Absolutely! That was quite a goof!

--Bill


----------



## seat38a (Jun 24, 2017)

I never got a select package after my soft downgrade. Am I supposed to get one or is there nothing for soft downgrades?


----------



## wdscott (Jun 24, 2017)

I did get a package for a soft downgrade to Select Plus. That answers your question directly as it wasn't tier specific.

Looks like we need someone to chime in that went from Select Plus to Select to get a more full picture.


----------



## gatelouse (Mar 1, 2018)

...and the soft landing remains intact for 2018. Went from Select Plus to Select, despite earning under 1000 TQPs.


----------



## TinCan782 (Mar 1, 2018)

I just started my second year at Select Plus expiring 2/28/19. I do not anticipate being able to maintain this tier so, if I'm reading this thread correctly, I can expect to be "soft downgraded" to Select after next February, correct?


----------



## wdscott (Mar 2, 2018)

FrensicPic said:


> I just started my second year at Select Plus expiring 2/28/19. I do not anticipate being able to maintain this tier so, if I'm reading this thread correctly, I can expect to be "soft downgraded" to Select after next February, correct?


Yes. Just noticed a second consecutive “soft landing” of my account.

Sent from my iPhone using Amtrak Forum


----------



## Steve4031 (Mar 7, 2018)

It would be nice if I got what I earned. My select plus packet for 2018. My agr membership card has expired.

Sent from my iPhone using Amtrak Forum


----------



## TinCan782 (Mar 7, 2018)

Steve4031 said:


> It would be nice if I got what I earned. My select plus packet for 2018. My agr membership card has expired.
> 
> Sent from my iPhone using Amtrak Forum


Never got an "AGR membership card" so, I don't think the AGR membership itself expires. Tier level (Select, Select Plus, etc.) cards do expire but, that is not for AGR membership in general


----------



## Steve4031 (Mar 7, 2018)

FrensicPic said:


> Steve4031 said:
> 
> 
> > It would be nice if I got what I earned. My select plus packet for 2018. My agr membership card has expired.
> ...


I’ve gotten a card every year. It expires at the end of February.

Sent from my iPhone using Amtrak Forum


----------



## TinCan782 (Mar 7, 2018)

Steve4031 said:


> FrensicPic said:
> 
> 
> > Steve4031 said:
> ...


To clarify, I receive Select cards which expire at the end of February. I have never received a card for simply being an AGR member which is what it sounded like Steve4031 was referring to.


----------



## Acela150 (Mar 7, 2018)

Steve4031 said:


> FrensicPic said:
> 
> 
> > Steve4031 said:
> ...


The only way you receive a card every year is if you make Tier Status. Other then that you don't receive a card.

I was also soft landed this year. I had Select Plus for 2017 and was awarded select for the year. I only took one trip throughout the entire year. That was in December.

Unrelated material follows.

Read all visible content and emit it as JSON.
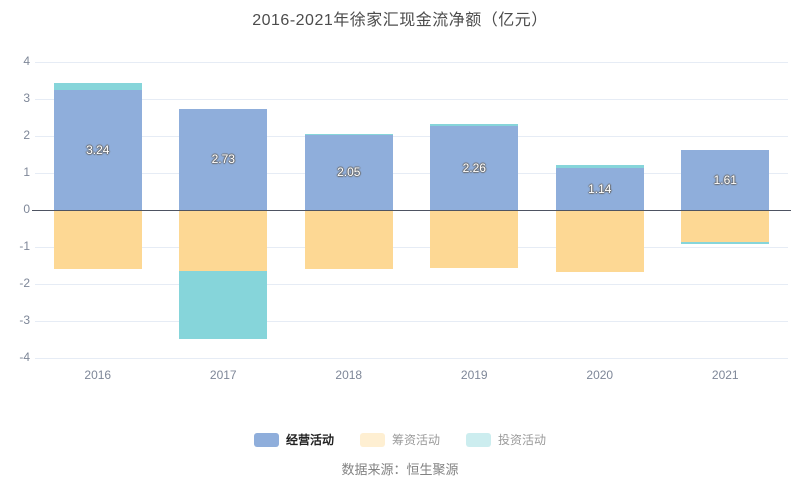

I received my packet in the mail I believe on Monday.


----------



## JRR (Mar 7, 2018)

That explains why I didn’t get a card until this March as select.

Sent from my iPhone using Amtrak Forum


----------



## Steve4031 (Mar 7, 2018)

Made tier status.

Sent from my iPhone using Amtrak Forum


----------



## StanJazz (Mar 7, 2018)

FrensicPic said he never got a membership card. At least 10 years ago AGR used to send out regular cards.

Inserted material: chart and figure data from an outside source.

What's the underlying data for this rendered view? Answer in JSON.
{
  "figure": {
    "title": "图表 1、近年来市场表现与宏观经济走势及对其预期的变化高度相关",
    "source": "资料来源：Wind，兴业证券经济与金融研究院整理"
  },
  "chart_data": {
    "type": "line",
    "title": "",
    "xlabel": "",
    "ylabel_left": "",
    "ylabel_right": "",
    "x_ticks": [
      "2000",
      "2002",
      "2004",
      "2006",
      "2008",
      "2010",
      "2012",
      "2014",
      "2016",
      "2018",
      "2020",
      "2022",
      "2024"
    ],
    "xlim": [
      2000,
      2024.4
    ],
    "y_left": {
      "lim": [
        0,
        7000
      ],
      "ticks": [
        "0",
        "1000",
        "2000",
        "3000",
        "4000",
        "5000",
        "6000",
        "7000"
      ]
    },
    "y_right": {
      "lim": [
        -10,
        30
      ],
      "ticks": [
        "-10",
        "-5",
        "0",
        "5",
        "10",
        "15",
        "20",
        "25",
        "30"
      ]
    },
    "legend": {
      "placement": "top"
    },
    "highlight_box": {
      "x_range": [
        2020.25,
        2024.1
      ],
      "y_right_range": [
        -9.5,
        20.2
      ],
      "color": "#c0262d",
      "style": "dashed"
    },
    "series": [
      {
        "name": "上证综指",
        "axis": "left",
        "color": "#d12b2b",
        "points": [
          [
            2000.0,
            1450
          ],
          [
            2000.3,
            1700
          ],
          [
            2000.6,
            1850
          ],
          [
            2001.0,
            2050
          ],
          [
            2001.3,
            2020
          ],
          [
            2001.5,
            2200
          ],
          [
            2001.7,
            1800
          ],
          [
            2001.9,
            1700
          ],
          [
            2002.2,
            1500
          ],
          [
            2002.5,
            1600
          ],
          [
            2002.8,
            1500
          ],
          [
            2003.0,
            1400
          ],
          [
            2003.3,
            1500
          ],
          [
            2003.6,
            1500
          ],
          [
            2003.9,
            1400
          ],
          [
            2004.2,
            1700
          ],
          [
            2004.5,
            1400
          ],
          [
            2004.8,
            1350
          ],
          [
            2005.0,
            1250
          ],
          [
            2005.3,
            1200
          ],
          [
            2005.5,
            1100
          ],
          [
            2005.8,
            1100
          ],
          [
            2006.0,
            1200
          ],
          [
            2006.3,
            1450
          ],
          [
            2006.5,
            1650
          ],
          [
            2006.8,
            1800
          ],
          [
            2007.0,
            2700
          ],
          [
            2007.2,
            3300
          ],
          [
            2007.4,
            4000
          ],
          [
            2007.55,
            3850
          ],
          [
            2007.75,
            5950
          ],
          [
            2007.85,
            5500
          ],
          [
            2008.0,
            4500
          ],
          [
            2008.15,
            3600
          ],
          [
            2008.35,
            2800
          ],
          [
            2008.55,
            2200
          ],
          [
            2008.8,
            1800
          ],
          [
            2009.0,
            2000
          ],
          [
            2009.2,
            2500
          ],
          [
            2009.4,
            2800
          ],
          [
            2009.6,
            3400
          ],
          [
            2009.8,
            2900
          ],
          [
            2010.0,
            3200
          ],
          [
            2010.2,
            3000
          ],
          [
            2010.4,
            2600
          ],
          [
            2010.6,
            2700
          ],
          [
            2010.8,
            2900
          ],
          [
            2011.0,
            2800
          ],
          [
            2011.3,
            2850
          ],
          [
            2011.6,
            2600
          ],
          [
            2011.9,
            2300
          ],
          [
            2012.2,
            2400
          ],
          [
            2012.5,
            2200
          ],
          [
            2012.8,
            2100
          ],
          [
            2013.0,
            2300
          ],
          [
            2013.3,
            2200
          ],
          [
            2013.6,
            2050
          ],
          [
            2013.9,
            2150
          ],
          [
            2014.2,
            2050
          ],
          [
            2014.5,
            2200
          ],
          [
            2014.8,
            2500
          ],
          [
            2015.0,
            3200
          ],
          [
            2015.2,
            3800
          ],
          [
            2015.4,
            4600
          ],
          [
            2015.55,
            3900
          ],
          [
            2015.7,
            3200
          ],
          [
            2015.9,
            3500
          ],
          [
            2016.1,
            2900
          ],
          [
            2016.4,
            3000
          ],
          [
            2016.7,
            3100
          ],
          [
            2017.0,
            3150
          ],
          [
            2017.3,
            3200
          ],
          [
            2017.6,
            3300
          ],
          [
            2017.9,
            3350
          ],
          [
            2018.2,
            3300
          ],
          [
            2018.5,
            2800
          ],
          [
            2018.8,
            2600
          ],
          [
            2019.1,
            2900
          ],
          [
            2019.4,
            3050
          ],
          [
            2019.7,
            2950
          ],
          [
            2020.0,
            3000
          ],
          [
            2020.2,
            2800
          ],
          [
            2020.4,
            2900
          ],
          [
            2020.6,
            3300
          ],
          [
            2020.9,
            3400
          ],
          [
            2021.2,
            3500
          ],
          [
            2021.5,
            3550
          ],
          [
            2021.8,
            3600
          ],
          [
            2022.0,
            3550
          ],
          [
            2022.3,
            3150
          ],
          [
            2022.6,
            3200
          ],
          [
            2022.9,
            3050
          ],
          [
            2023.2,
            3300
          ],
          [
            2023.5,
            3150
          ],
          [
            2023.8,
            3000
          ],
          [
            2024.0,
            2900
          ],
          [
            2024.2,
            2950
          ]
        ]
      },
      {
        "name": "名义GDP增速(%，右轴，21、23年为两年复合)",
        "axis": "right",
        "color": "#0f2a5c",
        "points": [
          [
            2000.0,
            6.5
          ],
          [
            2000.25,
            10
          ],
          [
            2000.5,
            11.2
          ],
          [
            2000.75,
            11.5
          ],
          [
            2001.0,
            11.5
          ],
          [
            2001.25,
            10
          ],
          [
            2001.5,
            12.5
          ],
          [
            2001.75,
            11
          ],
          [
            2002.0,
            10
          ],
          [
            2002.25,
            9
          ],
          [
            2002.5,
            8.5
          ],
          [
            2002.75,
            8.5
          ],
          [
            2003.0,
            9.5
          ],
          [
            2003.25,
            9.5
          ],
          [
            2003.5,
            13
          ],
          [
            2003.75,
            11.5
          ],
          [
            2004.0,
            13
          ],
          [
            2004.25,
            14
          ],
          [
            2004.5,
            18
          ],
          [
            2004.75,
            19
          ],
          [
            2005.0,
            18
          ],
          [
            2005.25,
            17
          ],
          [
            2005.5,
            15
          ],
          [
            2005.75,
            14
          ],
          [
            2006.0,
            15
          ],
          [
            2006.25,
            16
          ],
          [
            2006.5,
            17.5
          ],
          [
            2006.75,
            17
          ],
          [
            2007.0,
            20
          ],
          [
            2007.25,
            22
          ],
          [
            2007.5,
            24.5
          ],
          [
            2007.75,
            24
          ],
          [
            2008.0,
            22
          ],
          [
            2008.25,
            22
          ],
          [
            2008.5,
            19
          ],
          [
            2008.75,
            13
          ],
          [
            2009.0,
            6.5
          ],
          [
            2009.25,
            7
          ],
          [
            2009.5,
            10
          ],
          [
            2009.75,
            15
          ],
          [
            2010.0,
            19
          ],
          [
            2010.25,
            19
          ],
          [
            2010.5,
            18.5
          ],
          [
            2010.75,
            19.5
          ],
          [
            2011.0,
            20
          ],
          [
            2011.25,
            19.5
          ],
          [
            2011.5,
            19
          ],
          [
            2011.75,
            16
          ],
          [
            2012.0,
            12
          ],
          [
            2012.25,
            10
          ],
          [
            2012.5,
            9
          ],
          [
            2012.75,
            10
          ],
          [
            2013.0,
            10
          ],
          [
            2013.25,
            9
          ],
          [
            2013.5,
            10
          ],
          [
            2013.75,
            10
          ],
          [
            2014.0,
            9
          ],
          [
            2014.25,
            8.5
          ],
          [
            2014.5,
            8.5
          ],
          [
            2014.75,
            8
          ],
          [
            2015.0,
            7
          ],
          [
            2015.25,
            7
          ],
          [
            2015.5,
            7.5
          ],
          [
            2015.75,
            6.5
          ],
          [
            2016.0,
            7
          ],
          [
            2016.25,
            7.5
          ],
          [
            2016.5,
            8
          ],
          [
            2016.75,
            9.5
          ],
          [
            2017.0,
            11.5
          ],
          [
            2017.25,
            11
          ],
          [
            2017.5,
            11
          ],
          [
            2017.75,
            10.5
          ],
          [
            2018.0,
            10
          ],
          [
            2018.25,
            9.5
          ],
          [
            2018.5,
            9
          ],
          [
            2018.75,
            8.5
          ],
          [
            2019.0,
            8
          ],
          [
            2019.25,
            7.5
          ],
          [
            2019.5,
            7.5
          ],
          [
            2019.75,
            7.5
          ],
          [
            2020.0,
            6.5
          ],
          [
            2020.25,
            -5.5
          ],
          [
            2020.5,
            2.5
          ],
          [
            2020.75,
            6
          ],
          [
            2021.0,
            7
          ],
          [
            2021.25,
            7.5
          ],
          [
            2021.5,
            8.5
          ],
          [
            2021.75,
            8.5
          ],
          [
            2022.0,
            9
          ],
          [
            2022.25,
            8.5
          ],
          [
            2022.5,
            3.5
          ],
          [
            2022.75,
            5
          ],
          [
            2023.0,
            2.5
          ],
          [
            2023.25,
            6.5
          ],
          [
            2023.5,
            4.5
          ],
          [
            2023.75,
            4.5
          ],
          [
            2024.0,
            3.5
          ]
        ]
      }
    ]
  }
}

Here is mine. it is at least 10 years old. It is thick plastic like a credit card with a magnetic stripe. They may not still send them out. It could be used at a Quik-Trak.


----------



## TinCan782 (Mar 7, 2018)

StanJazz said:


> FrensicPic said he never got a membership card. At least 10 years ago AGR used to send out regular cards.
> 
> Here is mine. it is at least 10 years old. It is thick plastic like a credit card with a magnetic stripe. They may not still send them out. It could be used at a Quik-Trak.


Yep, never seen such a card. Been a member for 8 or more years.


----------



## RichieRich (Mar 7, 2018)

Got the Select Plus card for another year. I only ride one train = AT. But...almost monthly. So most of the benefits like "upgrades (it has none) and coupons (not good on the AT), anything Acela-related (means nothing on the AT), United Club (not with AT)...are all irrelevant! All its really good for is Reward Points for free trips.I guess the biggest (only) benefit is having that phone number to call with the Select Plus status to get better Agent service!


----------



## Acela150 (Mar 9, 2018)

If you don’t use those coupons. You can offer them to anyone. You can not charge for them. Many AU members will give away their unused coupons towards the end of the AGR year.

Sent from my iPhone using Amtrak Forum


----------